S33, according to the triples obtained in the step S32, for each triplet, masking the target domain instance of the triplet

Scaling so that it generates a mask with the corresponding target domain

Matching the sizes to be used as a target domain real mask; and the corresponding target domain generation mask and the target domain real mask form a positive and negative sample pair.

Due to the fact that

Is composed of

The constructed target domain generates a mask sequence, so that in this step, the target domain instance is masked for each triplet adaptively

Scaling to obtain mask sequences respectively generated with the target domain

Size matched target field true mask

And generating a mask from the corresponding target domain

And target Domain true mask

And S34, inputting the positive and negative sample pairs obtained in the step S33 into a discriminator, and performing countermeasure training on the mask deformation network.

Wherein the generator's penalty function

The calculation formula of (a) is as follows:

penalty function of arbiter

The calculation formula of (a) is as follows:

wherein D is _mask A discriminator for mask-deformed network countermeasure training is shown,

and the nth target domain real mask obtained by scaling the target domain instance mask corresponding to the jth instance mask of the source domain in the ith sample pair is represented.

Meanwhile, a mask pseudo closed-loop loss function is constructed by reconstructing a source domain mask, and the mask generation process is supervised.
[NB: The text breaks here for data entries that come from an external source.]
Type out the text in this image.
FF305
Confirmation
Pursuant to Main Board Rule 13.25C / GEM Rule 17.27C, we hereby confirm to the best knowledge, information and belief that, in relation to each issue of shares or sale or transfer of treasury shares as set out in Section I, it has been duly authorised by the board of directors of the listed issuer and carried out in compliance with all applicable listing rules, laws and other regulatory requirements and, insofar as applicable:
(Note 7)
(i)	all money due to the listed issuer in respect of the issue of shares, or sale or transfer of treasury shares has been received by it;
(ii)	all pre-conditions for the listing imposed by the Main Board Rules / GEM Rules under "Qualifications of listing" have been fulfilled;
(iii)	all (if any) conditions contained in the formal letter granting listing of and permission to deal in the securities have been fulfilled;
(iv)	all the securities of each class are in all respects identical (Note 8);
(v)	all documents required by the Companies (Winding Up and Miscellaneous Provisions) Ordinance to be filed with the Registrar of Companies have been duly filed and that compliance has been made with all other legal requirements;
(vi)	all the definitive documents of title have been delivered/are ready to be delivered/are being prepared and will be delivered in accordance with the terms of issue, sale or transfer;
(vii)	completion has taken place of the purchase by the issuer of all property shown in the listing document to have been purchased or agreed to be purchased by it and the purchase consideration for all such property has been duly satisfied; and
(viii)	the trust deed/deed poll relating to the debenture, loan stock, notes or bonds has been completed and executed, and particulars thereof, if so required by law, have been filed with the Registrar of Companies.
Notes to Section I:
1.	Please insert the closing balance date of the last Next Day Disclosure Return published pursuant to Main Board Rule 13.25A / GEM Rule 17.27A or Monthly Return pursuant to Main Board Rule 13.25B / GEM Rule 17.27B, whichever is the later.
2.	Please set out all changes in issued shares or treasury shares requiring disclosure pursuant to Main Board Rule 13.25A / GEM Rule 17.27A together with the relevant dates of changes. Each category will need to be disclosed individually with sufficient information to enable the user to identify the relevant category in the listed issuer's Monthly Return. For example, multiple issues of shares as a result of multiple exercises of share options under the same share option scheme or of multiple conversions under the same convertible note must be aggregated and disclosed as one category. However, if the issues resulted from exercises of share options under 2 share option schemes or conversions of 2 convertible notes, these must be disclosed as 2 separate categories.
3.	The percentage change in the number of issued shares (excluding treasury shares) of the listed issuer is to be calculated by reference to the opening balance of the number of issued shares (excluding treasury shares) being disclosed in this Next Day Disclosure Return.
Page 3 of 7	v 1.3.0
The mask pseudo closed-loop loss function L _pc The calculation formula is as follows:

wherein,

representing a source field instance mask sequence in an ith sample pair

Representing source domain label information in an ith sample pair;

generator G representing a network morphed by a mask based on source domain instance masks and label information in an ith sample pair _mask The reconstructed source domain instance mask.

In order to stabilize training, semantic consistency of masks generated in different scales needs to be evaluated, so that masks except the mask output by the first layer are down-sampled to the size of the mask of the first layer, and a mask consistency loss function L is constructed _const The calculation formula is as follows:

where d (-) denotes the down-sampling function.

Because the mask is binary, noise is generated by an activation function in the generation process, and in order to suppress the noise, a mask regularization function L is constructed _reg The calculation formula is as follows:

wherein,

In summary, the penalty function for the confrontation training is:

wherein,

in order to be a function of the losses of the generator,

in order to be a loss function of the discriminator,

in order to generate the penalty-combating function of the generator,

as a function of the penalty of the arbiter, L _pc As a masked pseudo closed-loop loss function, L _const As a mask consistency loss function, L _reg To mask the regularization function, λ is a hyper-parameter used to adjust the balance of the respective loss functions.

And S35, finishing the training when the set iteration times or mask deformation network convergence is reached, or returning to the step S32.

Wherein, training the example generation network comprises: the example generates a network, and training is carried out according to the following steps:

s41, inputting an image mask pair of at least one domain including a target domain specified by a task to be translated;

s42, aiming at the image mask pair of each input domain, processing is respectively carried out according to the following steps:

taking the image mask pair of the input domain as a source domain image mask pair of the input image translation model; taking the label information and the example mask of the input domain as the label information and the example mask of the target domain of the input image translation model; by image translation model rootGenerating an image I from an input _i ^′ Wherein, i represents the ith sample data corresponding to the input of the generated image.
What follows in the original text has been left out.